You are viewing a plain text version of this content. The canonical link for it is here.
Posted to hdfs-user@hadoop.apache.org by "Leonard, Michael" <Mi...@opco.com> on 2015/10/26 16:01:40 UTC

Hadoop on premise versus cloud

Hi,

I work at a large financial institution. I'm exploring deploying Hadoop and I'm trying to understand why I would deploy on premise when the cloud is faster and easier. What are the pros/cons of each? How does pricing compare between on premise and cloud deployments?

Any color would be very helpful. Thank you in advance.

Sincerely,
Michael



This communication and any attached files may contain information that is confidential or privileged. If this communication has been received in error, please delete or destroy it immediately.  Please go to http://www.opco.com/EmailDisclosures for important information and further disclosures pertaining to this transmission.

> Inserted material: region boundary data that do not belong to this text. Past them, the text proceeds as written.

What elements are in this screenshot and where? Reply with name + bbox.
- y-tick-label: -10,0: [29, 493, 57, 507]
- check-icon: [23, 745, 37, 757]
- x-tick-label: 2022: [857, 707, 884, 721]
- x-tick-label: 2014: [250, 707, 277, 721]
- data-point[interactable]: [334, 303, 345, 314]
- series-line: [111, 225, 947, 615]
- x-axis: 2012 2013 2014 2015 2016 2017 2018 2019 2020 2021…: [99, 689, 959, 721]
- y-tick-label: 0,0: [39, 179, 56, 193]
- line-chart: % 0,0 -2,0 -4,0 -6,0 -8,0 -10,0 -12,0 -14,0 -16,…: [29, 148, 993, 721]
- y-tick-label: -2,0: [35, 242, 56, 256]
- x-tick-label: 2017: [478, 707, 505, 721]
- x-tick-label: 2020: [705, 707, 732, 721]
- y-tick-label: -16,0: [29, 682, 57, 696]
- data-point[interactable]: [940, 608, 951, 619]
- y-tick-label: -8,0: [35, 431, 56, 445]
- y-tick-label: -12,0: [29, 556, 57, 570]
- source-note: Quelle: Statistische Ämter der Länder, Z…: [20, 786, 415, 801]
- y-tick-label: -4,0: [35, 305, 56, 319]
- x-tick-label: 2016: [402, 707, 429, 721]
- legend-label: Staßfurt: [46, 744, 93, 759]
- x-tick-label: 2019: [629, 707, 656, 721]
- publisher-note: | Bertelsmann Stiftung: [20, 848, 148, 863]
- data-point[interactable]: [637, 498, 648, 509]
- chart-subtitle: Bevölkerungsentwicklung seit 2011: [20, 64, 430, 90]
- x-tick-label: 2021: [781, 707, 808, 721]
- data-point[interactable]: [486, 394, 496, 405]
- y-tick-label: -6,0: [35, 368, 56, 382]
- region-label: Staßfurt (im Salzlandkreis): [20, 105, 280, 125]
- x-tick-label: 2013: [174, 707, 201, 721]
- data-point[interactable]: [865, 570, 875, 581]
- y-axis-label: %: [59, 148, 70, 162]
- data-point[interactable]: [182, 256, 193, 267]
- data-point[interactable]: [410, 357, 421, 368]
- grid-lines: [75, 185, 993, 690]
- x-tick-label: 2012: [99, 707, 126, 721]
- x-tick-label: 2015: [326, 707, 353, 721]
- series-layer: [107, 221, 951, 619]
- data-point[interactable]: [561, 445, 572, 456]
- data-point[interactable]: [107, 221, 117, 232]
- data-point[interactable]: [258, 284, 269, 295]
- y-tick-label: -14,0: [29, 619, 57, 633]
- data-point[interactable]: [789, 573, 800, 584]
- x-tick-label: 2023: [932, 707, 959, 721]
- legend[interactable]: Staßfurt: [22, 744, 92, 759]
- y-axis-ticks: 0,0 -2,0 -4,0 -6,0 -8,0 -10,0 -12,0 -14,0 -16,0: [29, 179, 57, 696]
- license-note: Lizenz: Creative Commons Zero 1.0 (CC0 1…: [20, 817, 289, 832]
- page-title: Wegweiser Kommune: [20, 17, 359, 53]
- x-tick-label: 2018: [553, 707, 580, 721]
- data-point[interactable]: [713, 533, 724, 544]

Re: Hadoop on premise versus cloud

Posted by daemeon reiydelle <da...@gmail.com>.
In addition to the data privacy concern described well below, there are a
couple of other areas you might consider (you can also respond privately
where I can be a bit more candid). . My experience with most banks (I work
with most of the players in the EU and US) are such that (1) below drives
development heavily into the cloud, in spite of (2)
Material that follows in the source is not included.